April 14, 2023, 2:15 p.m

University of Rijeka, Faculty of Philosophy, Department of Philosophy
University Av 4, 51000, Rijeka, Room 401 / 4th floor

Organizers are Tomislav Brajnović and Ingeborg Fülepp. poster design by Marko Mrvoš. The project is supported bu the University of Rijeka Funds.

Lecture "What can we know about objects in post-digital photography?"
within the course Aesthetic, ethical and ontological challenges of post-digital art / AethEtic

The invention of photography improved the system of evidence in science, and led to significant changes in the understanding of the micro and macro systems of the world; from tiny particles to the universe, advanced medical diagnostics, but also enabled documentation in the social sciences and reproduction in the humanities. In the time of "post-truth" (McIntyre 2019), this system of images is also changing. Post-digital photography is defined as photography that is independently refined or completely autonomously created by a machine, i.e. artificial intelligence (Peraica 2022). It can be reduced to two types of photography; simulative, with which the machine simulates another type of reality for a person (photo-realistic virtual reality), operational, which the machine creates only for itself (for example, automatic recordings in monitoring systems, as a product of the work of digital neural networks).

Examples of the former are simulators used in military exercises, as well as popular navigation systems such as the Google system (Peraica 2018, 2020, 2023). This complex system, which in the amount of detail exceeds reality itself, has led to new photographic genres, in which the photographer reproduces images from satellites, either to create an image of an artificial landscape, or to find a fault in it. With this new genre, the photographer is not immersed in the concrete but the virtual reality of a satellite simulation. The second type is automatic photomontages, as products of digital neural networks that create a non-indexical photographic image, as a result of a large number of images that the machine exchanges with itself (Peraica 2021, 2022, 2023). Such "photographs" are often used to generate images of objects that never existed.

Both facts; that there are photographs that are created by a machine and that no one will ever see, and that there are photographs that do not represent existing objects or subjects, demolish in science the assumed epistemological and ontological value of the photographic image, as the image that the photographer initially creates in order to record the world around him, and for which the photographer is the original verifier. This lecture analyzes the post-digital image in the context of the ontology of the photographic image as images "through" (Walton 1984; Martin 1986), i.e. as images that possibly create new objects, which object-oriented ontologies call "photofictions" (Laruelle 2022). .
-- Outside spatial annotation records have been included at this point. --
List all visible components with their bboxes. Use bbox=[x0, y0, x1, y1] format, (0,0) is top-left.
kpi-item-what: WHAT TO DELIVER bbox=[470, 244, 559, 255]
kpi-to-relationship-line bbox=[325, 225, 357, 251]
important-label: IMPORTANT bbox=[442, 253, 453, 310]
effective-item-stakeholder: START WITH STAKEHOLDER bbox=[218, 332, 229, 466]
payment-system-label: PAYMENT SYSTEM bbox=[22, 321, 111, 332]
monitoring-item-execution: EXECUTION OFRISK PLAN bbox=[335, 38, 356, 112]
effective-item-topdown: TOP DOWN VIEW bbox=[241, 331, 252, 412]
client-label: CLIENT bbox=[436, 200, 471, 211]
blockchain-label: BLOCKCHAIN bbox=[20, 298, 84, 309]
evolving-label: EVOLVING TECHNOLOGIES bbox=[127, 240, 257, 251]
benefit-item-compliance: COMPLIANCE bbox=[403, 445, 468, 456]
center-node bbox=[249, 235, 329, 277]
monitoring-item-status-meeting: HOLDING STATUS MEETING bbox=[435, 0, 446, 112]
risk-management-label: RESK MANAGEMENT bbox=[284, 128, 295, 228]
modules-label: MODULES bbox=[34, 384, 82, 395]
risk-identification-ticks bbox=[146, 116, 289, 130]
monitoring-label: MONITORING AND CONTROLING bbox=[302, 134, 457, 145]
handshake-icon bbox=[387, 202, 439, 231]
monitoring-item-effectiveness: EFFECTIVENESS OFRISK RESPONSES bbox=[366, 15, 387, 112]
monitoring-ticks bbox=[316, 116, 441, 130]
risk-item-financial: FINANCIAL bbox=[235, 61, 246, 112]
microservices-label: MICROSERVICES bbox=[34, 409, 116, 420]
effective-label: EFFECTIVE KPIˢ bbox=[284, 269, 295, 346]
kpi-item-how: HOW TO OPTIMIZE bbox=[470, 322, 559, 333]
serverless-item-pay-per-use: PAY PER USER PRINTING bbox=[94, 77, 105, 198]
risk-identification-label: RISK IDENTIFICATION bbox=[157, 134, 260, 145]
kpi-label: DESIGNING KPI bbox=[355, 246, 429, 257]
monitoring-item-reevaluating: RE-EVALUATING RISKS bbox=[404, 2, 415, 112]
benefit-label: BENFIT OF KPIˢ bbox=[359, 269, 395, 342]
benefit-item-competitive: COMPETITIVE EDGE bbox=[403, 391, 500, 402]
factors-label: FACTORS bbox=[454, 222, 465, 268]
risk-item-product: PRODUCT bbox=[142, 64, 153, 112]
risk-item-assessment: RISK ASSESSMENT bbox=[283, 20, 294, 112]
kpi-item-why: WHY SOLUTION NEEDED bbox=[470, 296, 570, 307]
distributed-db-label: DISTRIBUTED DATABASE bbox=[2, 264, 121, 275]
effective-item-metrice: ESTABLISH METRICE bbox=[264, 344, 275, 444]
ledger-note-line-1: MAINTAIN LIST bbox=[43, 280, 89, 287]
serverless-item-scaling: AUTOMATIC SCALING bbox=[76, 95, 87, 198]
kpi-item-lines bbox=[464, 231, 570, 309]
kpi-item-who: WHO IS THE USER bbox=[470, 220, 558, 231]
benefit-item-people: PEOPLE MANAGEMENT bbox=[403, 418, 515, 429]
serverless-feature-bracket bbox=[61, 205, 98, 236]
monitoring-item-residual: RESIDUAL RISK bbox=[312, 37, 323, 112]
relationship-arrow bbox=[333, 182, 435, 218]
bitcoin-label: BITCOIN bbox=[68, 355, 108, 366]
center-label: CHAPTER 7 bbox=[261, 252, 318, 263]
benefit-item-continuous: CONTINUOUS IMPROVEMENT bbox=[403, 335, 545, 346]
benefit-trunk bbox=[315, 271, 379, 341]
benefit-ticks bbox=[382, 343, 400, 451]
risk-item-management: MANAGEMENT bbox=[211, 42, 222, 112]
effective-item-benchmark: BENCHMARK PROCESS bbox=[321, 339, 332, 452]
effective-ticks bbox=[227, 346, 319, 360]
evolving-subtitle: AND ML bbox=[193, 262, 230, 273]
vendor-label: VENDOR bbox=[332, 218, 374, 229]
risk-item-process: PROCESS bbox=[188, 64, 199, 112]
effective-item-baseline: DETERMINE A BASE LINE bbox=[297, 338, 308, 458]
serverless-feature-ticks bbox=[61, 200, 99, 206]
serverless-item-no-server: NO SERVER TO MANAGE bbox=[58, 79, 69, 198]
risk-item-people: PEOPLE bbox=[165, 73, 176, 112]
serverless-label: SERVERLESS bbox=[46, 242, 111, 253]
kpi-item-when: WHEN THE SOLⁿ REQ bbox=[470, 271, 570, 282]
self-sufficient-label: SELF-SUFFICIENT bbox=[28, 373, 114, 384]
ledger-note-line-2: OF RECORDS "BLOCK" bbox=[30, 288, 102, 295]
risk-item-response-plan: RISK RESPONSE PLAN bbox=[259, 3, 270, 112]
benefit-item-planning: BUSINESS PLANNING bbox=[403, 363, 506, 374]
dr. sc. Ana Peraica graduated in art history and philosophy at the Faculty of Philosophy of the University of Zagreb. She completed her art theory studies at the Jan Van Eyck Akademie in Maastricht in 2001 and enrolled in doctoral studies at the Amsterdam School of Cultural Analysis, Theory and Interpretation of the University of Amsterdam. In 2010, she defended her doctoral dissertation at the inter-university study program Philosophy and Modernity at the University of Rijeka. She is the author of several books: The Age of Total Images (Institute of Network Cultures, Amsterdam, 2019), Photography as Evidence (Multimedia Institute, Zagreb, 2018), Culture of the Selfie (Institute of Network Cultures, 2017). Her chapters are included in anthologies published by MIT Press, Routledge, Palgrave Macmillan, Springer, Blackwell, Bloomsbury, Intellect books, and in encyclopedias published by Sage, and her scientific articles are published by the magazines Leonardo, Afterimage, Photographies, Philosophy of Photography, Art Documentation and others. He is a book reviewer for MIT Press's Leonardo Reviews. In addition to scientific articles, she has published series of articles for the journals Springerin, Membrana and others. She is a visiting professor at the Danube University in Austria, and recently she was a visiting member of the department of the Central European University CEU in Budapest.

She has curated a number of online and offline exhibitions based on research projects, such as #whataboutyourselfie, Victims Symptom, Hardware-software-nowhere, Machine_philosopher, and offline exhibitions of media art as Women at the Crossroads of Ideologies, as well as retrospective jubilee events such as the 46th Zagreb Salon - Manuscripts of the New era.